Late in the fourth inning of the sixth game, the Braves will be beaten.

This is no conjecture. It is statistical fact.

Purely scientifically, let us take p as the probability of the better team's winning an individual game. According to statisticians, Q=1-p, and A is the average number of games won per Series by losers.

It follows, quite naturally, that A=4pq (1 + 2pq + 5p2q2).

Now the average number of games won the Series losers has been 1.5455. To quote from Charles F. Mosteller, professor of Mathematical Statistics:

"If we set this equal to A, we can solve directly a cubic in pq and then a quadratic in p, or we might go directly to the 6th degree equation in p." In any case, the probability of the better team winning an individual game is .65.

It need hardly be mentioned that p remains constant, as an analysis of data through 1951 suggests that "at home" or "away" games made little difference in World Series play,

Now, how often does the better team win? If p is .65, it is obvious--by binomial probability--that .8 is the answer.

If we estimate that the American League has had the better team a fraction of the time x, we can recall that up to 1951 this league had won 31 of 48 Series.
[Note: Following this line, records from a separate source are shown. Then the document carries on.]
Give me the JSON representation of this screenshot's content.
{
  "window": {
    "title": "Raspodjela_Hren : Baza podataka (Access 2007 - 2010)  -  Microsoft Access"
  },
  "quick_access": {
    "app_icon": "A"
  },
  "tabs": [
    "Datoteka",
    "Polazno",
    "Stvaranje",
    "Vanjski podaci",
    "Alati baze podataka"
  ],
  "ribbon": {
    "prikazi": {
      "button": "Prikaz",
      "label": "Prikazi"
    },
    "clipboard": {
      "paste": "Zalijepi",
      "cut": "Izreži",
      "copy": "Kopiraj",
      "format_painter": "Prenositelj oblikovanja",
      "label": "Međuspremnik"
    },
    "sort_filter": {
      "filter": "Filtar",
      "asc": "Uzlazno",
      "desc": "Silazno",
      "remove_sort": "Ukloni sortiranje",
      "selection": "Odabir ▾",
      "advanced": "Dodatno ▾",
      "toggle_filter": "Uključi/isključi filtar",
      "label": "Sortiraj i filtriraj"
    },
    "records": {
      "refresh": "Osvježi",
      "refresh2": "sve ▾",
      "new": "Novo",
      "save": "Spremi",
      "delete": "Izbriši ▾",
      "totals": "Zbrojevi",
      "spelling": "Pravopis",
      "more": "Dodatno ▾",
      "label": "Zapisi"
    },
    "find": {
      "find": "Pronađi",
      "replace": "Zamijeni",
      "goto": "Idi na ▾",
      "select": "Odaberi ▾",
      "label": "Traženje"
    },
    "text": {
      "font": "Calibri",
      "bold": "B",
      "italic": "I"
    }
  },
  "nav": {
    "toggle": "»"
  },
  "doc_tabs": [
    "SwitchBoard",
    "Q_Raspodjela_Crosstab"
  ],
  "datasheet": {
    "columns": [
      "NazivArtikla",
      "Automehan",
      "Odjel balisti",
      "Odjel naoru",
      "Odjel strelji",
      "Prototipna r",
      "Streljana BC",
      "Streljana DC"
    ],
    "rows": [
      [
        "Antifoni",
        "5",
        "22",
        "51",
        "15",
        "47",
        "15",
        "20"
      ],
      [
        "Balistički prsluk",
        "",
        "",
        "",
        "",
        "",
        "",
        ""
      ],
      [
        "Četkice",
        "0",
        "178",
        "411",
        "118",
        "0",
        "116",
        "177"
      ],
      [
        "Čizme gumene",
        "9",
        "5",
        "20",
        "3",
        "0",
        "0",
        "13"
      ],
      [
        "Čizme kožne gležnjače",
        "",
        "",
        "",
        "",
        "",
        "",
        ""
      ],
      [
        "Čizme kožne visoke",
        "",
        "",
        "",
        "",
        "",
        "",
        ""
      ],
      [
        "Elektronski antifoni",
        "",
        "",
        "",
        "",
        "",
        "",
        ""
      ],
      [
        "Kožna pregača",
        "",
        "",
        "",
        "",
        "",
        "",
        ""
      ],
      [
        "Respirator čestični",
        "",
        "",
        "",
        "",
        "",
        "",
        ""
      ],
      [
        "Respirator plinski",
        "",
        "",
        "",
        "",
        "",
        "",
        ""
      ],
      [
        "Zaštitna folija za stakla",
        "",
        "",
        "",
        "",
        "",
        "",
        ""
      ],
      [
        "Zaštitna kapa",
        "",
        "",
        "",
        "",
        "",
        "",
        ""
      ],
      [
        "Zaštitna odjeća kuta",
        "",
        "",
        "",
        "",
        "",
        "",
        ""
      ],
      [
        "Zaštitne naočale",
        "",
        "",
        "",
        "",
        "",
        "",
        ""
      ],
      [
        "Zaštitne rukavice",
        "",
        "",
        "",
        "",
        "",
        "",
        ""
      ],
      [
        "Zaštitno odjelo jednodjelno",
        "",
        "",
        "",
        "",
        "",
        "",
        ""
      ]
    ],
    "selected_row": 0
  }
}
Then, the equation 0.80x + 0.20 (1-x)=31/48 must tell us that x=0.743!

The Yankees, however, have had a better record than the AL as a whole--they have won 14 of their last 16 Series.

Extrapolating from these figures that the Bombers are 25 per cent better than the American League as a whole, we are forced to conclude that the Yanks must win just about all of the time, although the Braves will stretch this series to 4 + A, or 5.5455 games, that is, late in the sixth game's fourth inning.